Identify Downstream Dataset Dependencies

Power BI DA-100 Exam Tips
Manage Datasets
Identify Downstream Dataset Dependencies

In this series of blog posts, we will be examining some of the key features of Power BI Desktop, Power Query and the Power BI Service needed to pass exam DA-100: Analyzing Data with Microsoft Power BI.

In this Power BI training post, we will examine DA-100 exam – Manage Datasets: Identify Downstream Dataset Dependencies.

Identify Downstream Dataset Dependencies

This topic refers to two related features which are found in the Power BI service: lineage view and impact analysis.

List View and Lineage View

In the Power BI service, when you are looking at the contents of any workspace, the normal view, the flat view if you like, is List View. Here, you see the name of each item, and you have a series of columns, which give you further information about each item.

However, what this view does not give us is any idea of the relationship between the various items, the various artefacts within the workspace. Within the workspace, we have datasets; we build reports from those datasets; and then, typically, we create dashboards, which also have dependencies on those reports.

In order to keep track of these dependencies, and to get a good idea of the impact that any changes you might make, will have on other related items, this is where switching to lineage view becomes useful. To do that, we just choose lineage from the view drop-down menu.

Lineage View and Workspace Roles

In order to work in lineage view, you need to have write access to the workspace in question, and this means that of the four roles available for access, you need to have Admin, Member, or Contributor access.

Here is the same workspace as seen by someone who only has Viewer access to the workspace, and you will notice that there is no possibility of switching to lineage view.

This is because the Viewer role only gives you access to content, it does not give you access to the underlying datasets. So, lineage view would not really make any sense in that context.

Exploring Lineage View

In lineage view, content is shown in related clusters.

In this first cluster, we can see that we have a dataset, which is made up of three components, a CSV file, tables or views brought in from SQL Server, and then some data brought in from a web source.

We can also see that this dataset has been shared. So, it is possible for users to build reports on this dataset and upload them into other workspaces. Then we see the report that is been built from that dataset, and then finally, a series of dashboards, which all have dependencies on that sales report.

Show Lineage

In the bottom right of each of the items in the cluster, we have a button marked show lineage. When we click on this, we are given a very clear overview of the dependencies on the selected item.

In this example, we can see that selected data source is used in the dataset, it is used in the report, and it is used in the various dashboards as well.

Local and External Datasets

The above cluster is entirely located within the current workspace, the UK Sales workspace.
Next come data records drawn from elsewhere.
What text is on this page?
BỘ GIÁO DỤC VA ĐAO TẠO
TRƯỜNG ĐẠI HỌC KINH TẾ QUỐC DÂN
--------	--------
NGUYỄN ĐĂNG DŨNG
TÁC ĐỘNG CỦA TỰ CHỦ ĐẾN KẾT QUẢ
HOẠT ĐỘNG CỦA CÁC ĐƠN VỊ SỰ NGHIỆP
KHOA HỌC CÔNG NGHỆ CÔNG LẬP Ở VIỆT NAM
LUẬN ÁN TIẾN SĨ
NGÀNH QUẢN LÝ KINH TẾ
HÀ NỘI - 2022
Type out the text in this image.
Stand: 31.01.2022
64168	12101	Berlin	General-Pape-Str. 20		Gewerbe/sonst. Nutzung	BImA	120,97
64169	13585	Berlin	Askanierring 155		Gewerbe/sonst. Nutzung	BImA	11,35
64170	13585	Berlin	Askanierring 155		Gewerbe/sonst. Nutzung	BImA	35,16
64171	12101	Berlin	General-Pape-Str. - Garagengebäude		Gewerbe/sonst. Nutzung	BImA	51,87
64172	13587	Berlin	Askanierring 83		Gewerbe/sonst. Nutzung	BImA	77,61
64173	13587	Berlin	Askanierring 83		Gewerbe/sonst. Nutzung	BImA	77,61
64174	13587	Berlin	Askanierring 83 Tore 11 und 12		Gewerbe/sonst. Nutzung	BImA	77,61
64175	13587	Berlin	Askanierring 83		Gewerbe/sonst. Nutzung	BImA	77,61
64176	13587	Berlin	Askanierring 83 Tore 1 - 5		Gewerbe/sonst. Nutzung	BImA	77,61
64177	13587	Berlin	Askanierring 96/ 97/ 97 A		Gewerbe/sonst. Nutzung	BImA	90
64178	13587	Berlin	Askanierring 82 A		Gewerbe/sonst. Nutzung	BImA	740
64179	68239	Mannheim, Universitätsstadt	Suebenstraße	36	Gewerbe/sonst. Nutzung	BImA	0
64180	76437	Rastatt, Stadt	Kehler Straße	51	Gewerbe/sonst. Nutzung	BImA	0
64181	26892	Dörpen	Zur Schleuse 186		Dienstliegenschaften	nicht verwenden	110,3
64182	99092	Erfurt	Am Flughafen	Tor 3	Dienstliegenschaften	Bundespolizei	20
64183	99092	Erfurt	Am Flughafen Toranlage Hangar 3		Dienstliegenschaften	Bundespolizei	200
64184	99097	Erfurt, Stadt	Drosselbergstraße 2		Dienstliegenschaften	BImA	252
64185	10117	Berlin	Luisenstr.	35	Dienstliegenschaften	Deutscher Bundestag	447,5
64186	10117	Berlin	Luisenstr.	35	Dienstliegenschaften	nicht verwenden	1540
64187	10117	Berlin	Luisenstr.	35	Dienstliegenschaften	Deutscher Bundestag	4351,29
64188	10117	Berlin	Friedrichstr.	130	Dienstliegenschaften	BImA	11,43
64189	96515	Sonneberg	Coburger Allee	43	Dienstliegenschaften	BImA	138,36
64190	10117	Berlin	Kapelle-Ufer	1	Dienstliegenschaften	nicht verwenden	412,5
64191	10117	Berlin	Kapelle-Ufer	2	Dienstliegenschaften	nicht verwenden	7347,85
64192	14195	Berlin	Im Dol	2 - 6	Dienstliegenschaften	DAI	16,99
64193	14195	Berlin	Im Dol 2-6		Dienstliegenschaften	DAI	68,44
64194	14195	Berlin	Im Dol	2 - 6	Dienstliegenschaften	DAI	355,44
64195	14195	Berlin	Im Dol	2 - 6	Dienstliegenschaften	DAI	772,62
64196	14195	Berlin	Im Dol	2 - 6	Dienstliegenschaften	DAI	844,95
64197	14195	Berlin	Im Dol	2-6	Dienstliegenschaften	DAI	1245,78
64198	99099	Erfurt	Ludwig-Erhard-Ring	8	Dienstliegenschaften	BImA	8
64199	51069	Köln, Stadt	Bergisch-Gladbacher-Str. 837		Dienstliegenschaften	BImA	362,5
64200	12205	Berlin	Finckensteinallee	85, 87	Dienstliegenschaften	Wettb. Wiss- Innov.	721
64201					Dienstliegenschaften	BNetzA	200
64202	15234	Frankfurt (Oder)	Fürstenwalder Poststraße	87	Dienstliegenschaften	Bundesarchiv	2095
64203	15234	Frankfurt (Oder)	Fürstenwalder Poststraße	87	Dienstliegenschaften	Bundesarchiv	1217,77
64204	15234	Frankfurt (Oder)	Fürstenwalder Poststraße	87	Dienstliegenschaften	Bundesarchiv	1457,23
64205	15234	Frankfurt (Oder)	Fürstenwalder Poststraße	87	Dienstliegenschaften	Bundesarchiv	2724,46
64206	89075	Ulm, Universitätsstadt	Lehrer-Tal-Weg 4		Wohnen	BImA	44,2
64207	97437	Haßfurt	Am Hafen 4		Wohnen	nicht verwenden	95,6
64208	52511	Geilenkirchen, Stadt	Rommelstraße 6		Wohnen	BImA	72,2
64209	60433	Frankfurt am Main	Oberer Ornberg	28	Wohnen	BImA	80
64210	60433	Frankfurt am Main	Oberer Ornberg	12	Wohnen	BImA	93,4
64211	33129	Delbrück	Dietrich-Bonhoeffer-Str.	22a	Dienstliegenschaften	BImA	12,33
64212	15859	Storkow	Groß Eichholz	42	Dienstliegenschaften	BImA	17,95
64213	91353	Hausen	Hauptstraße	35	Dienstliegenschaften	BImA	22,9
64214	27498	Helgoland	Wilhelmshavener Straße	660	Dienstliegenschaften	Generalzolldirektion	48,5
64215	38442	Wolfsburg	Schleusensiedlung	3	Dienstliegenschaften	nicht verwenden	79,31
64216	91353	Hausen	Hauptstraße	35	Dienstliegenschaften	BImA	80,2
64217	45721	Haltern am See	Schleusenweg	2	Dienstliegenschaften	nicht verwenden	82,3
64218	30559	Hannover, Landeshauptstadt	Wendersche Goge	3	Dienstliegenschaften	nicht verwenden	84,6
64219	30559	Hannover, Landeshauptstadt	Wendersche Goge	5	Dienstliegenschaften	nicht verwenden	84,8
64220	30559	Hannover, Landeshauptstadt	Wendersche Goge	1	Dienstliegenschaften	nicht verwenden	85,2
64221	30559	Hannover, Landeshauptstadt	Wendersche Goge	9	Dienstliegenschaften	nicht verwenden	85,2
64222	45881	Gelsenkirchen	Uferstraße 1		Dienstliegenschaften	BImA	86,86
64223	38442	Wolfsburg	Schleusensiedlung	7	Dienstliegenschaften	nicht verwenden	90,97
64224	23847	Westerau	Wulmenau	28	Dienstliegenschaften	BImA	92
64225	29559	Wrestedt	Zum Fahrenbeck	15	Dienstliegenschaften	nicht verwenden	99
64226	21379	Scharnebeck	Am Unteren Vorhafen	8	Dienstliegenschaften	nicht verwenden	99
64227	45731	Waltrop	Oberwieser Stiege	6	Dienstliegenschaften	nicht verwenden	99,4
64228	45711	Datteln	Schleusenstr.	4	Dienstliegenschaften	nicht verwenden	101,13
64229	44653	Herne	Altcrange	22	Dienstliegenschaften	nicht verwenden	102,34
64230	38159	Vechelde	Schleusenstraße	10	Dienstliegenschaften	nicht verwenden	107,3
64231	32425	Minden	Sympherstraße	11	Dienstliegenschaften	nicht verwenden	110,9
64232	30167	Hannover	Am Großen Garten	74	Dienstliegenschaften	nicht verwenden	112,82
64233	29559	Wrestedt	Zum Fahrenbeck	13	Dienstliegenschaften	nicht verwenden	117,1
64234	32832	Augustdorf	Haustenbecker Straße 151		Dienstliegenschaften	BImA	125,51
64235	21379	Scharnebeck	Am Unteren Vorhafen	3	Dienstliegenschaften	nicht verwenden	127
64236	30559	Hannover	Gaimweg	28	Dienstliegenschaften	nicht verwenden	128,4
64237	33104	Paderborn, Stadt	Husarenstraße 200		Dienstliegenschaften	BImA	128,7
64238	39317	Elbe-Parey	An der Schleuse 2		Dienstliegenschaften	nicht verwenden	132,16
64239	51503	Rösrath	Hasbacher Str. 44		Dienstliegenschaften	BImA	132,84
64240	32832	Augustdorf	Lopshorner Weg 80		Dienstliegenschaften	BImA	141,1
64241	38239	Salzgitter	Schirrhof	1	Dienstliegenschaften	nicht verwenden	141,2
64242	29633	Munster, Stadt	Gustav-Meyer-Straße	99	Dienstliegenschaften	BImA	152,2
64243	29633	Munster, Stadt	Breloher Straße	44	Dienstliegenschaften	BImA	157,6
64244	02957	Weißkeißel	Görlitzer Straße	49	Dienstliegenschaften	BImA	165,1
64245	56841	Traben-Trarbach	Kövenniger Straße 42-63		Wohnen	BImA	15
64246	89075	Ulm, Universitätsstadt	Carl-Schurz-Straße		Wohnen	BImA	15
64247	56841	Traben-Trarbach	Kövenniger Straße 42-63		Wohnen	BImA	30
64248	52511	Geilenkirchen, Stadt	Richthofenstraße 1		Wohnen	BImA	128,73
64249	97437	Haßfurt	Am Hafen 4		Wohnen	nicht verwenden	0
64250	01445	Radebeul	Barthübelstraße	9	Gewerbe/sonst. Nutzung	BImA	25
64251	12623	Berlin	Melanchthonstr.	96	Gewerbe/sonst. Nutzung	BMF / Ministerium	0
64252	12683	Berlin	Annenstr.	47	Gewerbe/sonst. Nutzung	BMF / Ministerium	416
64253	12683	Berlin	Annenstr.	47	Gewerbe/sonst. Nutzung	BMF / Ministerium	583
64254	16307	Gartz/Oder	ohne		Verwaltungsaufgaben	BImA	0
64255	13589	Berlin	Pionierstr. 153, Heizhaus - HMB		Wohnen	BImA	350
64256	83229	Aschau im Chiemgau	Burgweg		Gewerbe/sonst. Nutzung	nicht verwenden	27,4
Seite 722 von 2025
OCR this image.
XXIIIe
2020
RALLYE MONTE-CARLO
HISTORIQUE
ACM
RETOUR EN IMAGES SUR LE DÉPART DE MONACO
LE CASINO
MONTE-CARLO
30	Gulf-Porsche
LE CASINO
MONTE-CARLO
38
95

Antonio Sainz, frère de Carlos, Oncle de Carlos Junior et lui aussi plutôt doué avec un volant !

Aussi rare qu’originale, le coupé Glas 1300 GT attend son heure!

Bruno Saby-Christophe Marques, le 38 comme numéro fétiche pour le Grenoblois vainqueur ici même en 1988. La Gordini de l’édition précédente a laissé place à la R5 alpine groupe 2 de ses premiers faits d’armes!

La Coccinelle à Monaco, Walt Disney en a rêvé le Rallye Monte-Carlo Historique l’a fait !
If we move down to the next cluster, we have an example of a dataset, which is coming from another workspace, and this is referred to as an external dataset, and you will see it has its own icon when we hover over the icon, that tooltip tells us that this is an external dataset, and you will notice that we have a link, which will enable us to navigate to that location.

From that external dataset, we have created four reports, and then we have created one dashboard from each of those reports.

Next, let us click on the Data Central link to navigate to the workspace that contains this dataset.

We remain in lineage view, and we are now taken across to the Data Central workspace, where our sales data dataset is located.

We can see each of the data sources on which this dataset is built. We have a couple of Excel files, a SQL Server database, and a web source.

Viewing Impact Analysis

However, that the diagram does not show us the reports that may have been built from this dataset, and this is where the Impact Analysis screen comes in.

If we click on the button which says, "Show impact across workspaces", the Impact Analysis pop-up appears, and this gives us a very good overview of how the dataset is being used within the Power BI tenant.

We have one section for each of the workspaces from which this dataset has been referenced, and at the moment, there is only one other workspace, which is the UK Sales workspace, where we started.

When we expand UK Sales, we get a list of all the reports and all the dashboards that have been built from this dataset.

When we were up and running, we will also be given some useful stats as to who is viewing the content, and how many views are coming from each of those viewers.

Sending Notifications

We also have a useful button here for sending out notifications to the contacts associated with this workspace. For example, if we were about to make impactive or potentially impacted changes to the dataset, we might want to notify people who have built reports from that dataset.

To determine who gets notified, we click on the ellipsis menu next to the name of the workspace (In this case "Data Central") and go into workspace settings.

In the advanced section, we can specify the contact list. By default, the list includes anyone who has admin access to this workspace. However, alternatively, we can choose specific users and groups and then reference either individual users or security groups.

These are the people that will be notified when we click on notify contacts.

So, that is an overview of the two areas relevant to this topic; just be aware of how to use lineage view to track dependencies on the objects within a workspace, and also to use the impact analysis feature to get an idea of how changes that you may make to your datasets could have an impact on downstream artefacts.